In that regard, Lerner performs the considerable service of rescuing from the dustbin of history a woman who was pivotal in leading the country out of Prohibition. Pauline Sabin, a prominent, wealthy New Yorker and initially a supporter of Prohibition, was horrified by its unintended consequences and ended up forming, in 1929, the Women's Organization for National Prohibition Reform. She turned out to possess "political savvy and [an] ability to learn from the mistakes of her predecessors, both wet and dry." She "took great pains to reach out to middle-class and working-class women in the belief that a broad coalition of women would pose the greatest challenge to the dry lobby." Lerner says that she, along with Al Smith, the former governor of New York, did more to bring Prohibition down than anyone else, for which the nation owes her everlasting gratitude.
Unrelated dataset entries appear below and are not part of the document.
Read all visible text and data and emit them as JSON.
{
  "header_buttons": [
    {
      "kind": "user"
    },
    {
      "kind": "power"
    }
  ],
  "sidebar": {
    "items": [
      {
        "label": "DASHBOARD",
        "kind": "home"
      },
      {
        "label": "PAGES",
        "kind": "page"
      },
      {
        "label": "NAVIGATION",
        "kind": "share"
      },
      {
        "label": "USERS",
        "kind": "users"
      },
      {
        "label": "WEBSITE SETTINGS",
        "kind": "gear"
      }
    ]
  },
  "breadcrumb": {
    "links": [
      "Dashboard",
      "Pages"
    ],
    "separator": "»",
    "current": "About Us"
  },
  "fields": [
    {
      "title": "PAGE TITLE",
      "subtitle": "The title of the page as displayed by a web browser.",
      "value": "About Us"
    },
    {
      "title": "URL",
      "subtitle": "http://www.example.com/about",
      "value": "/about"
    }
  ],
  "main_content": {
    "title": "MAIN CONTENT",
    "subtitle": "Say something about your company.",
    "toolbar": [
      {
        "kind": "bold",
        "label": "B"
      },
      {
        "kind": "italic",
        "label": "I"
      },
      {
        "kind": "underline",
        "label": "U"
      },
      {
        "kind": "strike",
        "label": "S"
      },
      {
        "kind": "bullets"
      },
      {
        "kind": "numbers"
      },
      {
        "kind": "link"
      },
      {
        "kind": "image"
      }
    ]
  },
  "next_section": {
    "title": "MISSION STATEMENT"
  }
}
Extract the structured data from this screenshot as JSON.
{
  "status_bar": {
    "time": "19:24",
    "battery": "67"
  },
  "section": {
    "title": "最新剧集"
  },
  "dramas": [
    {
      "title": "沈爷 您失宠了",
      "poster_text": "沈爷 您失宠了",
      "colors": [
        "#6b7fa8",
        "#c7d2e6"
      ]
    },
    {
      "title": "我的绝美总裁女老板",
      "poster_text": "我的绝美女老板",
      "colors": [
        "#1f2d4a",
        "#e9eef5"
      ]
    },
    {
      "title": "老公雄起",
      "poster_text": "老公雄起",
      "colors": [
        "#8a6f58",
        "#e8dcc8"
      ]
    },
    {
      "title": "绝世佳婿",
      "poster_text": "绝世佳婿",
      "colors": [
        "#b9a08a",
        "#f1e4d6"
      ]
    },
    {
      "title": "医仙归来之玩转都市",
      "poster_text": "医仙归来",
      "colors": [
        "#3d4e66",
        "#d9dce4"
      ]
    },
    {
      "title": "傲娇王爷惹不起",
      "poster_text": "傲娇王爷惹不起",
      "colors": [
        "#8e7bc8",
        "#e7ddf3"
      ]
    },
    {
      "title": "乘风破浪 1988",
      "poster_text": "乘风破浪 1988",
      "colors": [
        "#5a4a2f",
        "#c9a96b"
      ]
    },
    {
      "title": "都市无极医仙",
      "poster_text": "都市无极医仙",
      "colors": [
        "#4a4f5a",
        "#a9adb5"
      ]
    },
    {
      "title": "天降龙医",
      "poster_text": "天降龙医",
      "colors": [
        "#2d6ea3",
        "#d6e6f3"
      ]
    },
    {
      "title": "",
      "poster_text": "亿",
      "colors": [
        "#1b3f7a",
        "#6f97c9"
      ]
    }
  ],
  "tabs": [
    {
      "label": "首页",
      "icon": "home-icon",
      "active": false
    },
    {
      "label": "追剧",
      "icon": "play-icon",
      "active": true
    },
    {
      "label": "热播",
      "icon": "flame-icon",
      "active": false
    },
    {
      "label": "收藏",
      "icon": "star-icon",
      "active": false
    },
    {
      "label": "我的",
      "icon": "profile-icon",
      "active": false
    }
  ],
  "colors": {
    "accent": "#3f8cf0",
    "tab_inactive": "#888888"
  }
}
Gratitude, of course, that we now can choose to drink -- or not to drink -- as free individuals, but also gratitude because Prohibition was an utter disaster. It did not have a single redeeming quality. The incidence of alcoholism rose sharply in New York and elsewhere, mocking the law became a national pastime, Americans were pitted against each other with a bitterness rare in the country's history, and -- the one subject to which Lerner pays insufficient attention -- organized crime gained a stranglehold on the nation. It isn't enough to say, as Lerner does, that organized crime came into being well before Prohibition. Prohibition gave it opportunities it had never before had, and it seized them with calamitous and permanent effects.
That, though, is a cavil. Dry Manhattan is in all important respects exemplary, a singularly useful and revealing contribution to our understanding of a time from which the nation probably never will recover.